Que la métaphore «bête» ou «virus» soit une substance puissante

Disons que nous comparons les villes que nous avons visitées ou que nous aimerions visiter, et j'en mentionne une que je n'ai pas encore visité, mais que vous avez. Vous dites: «C'est un cloaque massif et puant rempli d'ordures et rampant avec toutes les saletés imaginables.» Immédiatement mon esprit évoque une image d'un étang de rétention crasseux couvert d'écume, chargé de détritus, et moche avec des rats et des cafards.

A quel point la métaphore que vous avez choisie est proche de la description de la ville est discutable, mais dans les quelques minutes que nous parlons cela n'a pas vraiment d'importance. Ce qui compte, c'est que tu m'as fourni les rudiments métaphoriques pour construire une image qui soit maintenant schématiquement associée à la ville dans mon esprit. Un jour, je peux visiter cette ville et déterminer que votre métaphore était inexacte, ou je peux conclure qu'elle était morte à droite. Jusque-là – ou jusqu'à ce que je rencontre des informations qui contredisent ou vérifient votre description – l'image sera là. Et même après cela, je trouverais très difficile de retirer cette image de mon esprit.

C'est le pouvoir de la métaphore – un pouvoir si subtil que nous remarquons à peine combien cela influe sur notre pensée. Les chercheurs Paul Thibodeau et Lera Boroditsky de l'Université de Stanford ont démontré à quel point les métaphores peuvent être influentes à travers une série de cinq expériences conçues pour démêler le «pourquoi» et le «quand» du pouvoir d'une métaphore. D'abord, les chercheurs ont demandé à 482 étudiants de lire l'un des deux rapports sur la criminalité dans la ville d'Addison. Plus tard, ils ont dû proposer des solutions au problème. Dans le premier rapport, le crime a été décrit comme une «bête sauvage qui s'attaque à la ville» et «se cache dans les quartiers».

Après avoir lu ces mots, 75% des élèves ont proposé des solutions qui impliquaient l'application ou la punition, comme la construction de plus de prisons ou même l'appel à l'aide militaire. Seulement 25% ont suggéré des réformes sociales telles que la réparation de l'économie, l'amélioration de l'éducation ou l'amélioration des soins de santé. Le deuxième rapport était exactement le même, sauf qu'il décrit le crime comme un «virus qui infecte la ville» et qui «afflige» les communautés. Après avoir lu ceci   version, seulement 56% ont opté pour une grande application de la loi, tandis que 44% ont suggéré des réformes sociales.

Fait intéressant, très peu de participants ont réalisé à quel point ils étaient affectés par les différentes métaphores du crime. Lorsque Thibodeau et Boroditsky ont demandé aux participants d'identifier les parties du texte qui avaient le plus influencé leurs décisions, la grande majorité a souligné les statistiques de la criminalité, pas la langue. Seulement 3% ont identifié les métaphores comme des coupables. Les chercheurs ont confirmé leurs résultats avec plus d'expériences qui ont utilisé les mêmes rapports sans les mots vifs. Même s'ils ont décrit le crime comme une bête ou un virus une seule fois, ils ont trouvé la même tendance qu'auparavant.

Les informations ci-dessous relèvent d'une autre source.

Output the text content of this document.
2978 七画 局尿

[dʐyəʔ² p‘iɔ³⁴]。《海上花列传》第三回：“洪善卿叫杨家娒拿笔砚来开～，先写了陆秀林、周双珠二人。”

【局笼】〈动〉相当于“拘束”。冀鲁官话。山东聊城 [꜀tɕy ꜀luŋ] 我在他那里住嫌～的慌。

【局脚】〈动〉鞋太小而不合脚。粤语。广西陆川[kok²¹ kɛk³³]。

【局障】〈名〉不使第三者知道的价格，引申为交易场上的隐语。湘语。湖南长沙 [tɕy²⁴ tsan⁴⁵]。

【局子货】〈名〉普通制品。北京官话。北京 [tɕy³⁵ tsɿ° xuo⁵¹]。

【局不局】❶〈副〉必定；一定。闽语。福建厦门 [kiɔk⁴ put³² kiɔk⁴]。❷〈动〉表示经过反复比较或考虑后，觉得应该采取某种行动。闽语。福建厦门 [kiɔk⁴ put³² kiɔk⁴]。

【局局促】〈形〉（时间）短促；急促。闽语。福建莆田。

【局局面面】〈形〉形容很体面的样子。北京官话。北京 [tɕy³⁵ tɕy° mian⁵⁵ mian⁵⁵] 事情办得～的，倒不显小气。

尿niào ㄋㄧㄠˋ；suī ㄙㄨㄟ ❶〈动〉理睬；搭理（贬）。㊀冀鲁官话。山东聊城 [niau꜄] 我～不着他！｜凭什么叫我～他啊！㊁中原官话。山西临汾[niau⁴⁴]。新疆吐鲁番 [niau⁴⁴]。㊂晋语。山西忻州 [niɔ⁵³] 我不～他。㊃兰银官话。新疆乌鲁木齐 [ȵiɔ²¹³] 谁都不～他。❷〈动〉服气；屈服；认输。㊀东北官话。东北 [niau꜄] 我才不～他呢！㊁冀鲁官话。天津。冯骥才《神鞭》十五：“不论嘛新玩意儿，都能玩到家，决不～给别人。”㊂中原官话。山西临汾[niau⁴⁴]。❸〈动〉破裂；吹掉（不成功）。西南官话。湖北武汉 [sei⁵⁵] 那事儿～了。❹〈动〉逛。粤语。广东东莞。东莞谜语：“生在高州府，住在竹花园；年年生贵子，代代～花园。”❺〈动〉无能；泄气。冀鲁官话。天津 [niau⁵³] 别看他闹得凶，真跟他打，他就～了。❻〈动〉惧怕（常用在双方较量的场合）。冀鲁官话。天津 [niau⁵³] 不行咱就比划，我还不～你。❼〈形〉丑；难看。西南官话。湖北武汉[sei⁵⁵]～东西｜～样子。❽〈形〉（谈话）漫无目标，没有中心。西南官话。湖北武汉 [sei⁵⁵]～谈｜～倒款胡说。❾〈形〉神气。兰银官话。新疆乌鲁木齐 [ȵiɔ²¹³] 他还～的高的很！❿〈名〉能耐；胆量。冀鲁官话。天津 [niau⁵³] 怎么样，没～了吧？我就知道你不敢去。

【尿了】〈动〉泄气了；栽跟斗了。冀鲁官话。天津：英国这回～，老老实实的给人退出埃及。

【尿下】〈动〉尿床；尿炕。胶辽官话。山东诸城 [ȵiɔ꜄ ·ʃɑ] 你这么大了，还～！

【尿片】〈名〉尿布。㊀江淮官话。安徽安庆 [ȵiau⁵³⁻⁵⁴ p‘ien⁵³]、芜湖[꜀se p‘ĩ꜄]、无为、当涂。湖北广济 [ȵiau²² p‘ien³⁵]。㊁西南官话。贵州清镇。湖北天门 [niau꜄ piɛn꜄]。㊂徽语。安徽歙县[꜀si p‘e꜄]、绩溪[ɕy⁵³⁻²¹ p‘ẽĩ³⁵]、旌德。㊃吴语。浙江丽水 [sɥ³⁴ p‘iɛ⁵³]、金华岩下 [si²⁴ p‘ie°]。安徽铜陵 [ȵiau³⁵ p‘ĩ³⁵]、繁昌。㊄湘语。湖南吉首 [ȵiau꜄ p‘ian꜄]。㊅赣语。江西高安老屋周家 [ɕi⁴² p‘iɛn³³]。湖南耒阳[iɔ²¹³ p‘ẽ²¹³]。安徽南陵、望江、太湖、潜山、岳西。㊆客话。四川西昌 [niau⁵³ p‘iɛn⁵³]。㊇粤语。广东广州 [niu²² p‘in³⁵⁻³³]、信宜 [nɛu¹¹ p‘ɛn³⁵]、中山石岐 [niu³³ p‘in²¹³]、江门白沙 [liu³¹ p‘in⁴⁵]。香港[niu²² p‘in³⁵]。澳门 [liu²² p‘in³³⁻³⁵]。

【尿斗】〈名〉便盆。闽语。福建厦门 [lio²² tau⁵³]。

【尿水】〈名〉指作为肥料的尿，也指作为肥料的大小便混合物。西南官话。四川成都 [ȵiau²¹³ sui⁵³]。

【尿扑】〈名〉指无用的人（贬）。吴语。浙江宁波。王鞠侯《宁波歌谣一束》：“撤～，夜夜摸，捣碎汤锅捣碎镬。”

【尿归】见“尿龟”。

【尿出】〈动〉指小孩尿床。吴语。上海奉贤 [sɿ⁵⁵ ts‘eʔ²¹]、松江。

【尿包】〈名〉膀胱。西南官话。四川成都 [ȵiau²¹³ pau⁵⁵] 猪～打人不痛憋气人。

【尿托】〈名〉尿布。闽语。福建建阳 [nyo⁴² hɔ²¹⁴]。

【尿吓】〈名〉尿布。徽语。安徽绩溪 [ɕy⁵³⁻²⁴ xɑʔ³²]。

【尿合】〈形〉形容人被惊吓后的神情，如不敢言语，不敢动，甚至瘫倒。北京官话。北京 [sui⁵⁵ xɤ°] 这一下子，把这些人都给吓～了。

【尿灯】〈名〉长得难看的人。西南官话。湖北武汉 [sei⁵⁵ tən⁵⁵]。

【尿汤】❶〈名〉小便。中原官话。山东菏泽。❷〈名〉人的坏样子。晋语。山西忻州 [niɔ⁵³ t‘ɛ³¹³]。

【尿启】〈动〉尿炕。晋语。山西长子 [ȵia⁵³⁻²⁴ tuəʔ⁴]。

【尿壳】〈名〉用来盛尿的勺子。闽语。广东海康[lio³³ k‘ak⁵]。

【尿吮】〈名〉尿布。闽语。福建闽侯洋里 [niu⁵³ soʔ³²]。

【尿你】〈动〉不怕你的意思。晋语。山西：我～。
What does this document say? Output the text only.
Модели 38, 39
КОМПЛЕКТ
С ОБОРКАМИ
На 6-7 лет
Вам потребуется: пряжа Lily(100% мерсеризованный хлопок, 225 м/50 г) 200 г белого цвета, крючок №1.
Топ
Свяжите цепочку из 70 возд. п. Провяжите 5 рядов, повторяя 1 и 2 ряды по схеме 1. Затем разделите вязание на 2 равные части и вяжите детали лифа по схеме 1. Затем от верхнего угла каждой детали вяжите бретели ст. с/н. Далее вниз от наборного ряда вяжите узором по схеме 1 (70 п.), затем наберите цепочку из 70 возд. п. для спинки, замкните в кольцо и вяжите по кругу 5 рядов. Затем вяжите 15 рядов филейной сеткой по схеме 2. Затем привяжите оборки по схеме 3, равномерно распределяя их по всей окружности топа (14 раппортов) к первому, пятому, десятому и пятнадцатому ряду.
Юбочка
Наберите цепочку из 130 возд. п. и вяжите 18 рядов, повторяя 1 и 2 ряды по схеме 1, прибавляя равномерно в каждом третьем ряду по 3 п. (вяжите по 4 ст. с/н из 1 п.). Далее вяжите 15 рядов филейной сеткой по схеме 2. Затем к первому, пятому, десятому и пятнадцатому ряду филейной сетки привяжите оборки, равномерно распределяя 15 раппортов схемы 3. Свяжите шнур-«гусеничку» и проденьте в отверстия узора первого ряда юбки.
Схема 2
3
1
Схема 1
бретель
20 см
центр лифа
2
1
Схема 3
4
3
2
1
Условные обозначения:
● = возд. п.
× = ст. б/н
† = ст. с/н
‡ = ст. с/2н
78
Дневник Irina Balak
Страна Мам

Les chercheurs ont également découvert que les mots eux-mêmes n'exercent pas beaucoup d'influence sans le bon contexte. Lorsque Thibodeau et Boroditsky ont demandé aux participants de trouver des synonymes de «bête» ou de «virus» avant de lire des rapports de crimes identiques, ils ont fourni des solutions similaires pour résoudre les problèmes de la ville. En d'autres termes, les métaphores ne fonctionnaient que si elles encadraient l'histoire. Si, cependant, ils sont apparus à la fin   du rapport, ils n'ont eu aucun effet discernable. Il semble que quand il s'agit de la puissance de la métaphore, le contexte est roi.

Ce post est un extrait de mon prochain livre , Ce qui rend votre cerveau heureux et pourquoi vous devriez faire l'opposé (Prometheus Books), dont la sortie est prévue en novembre 2011.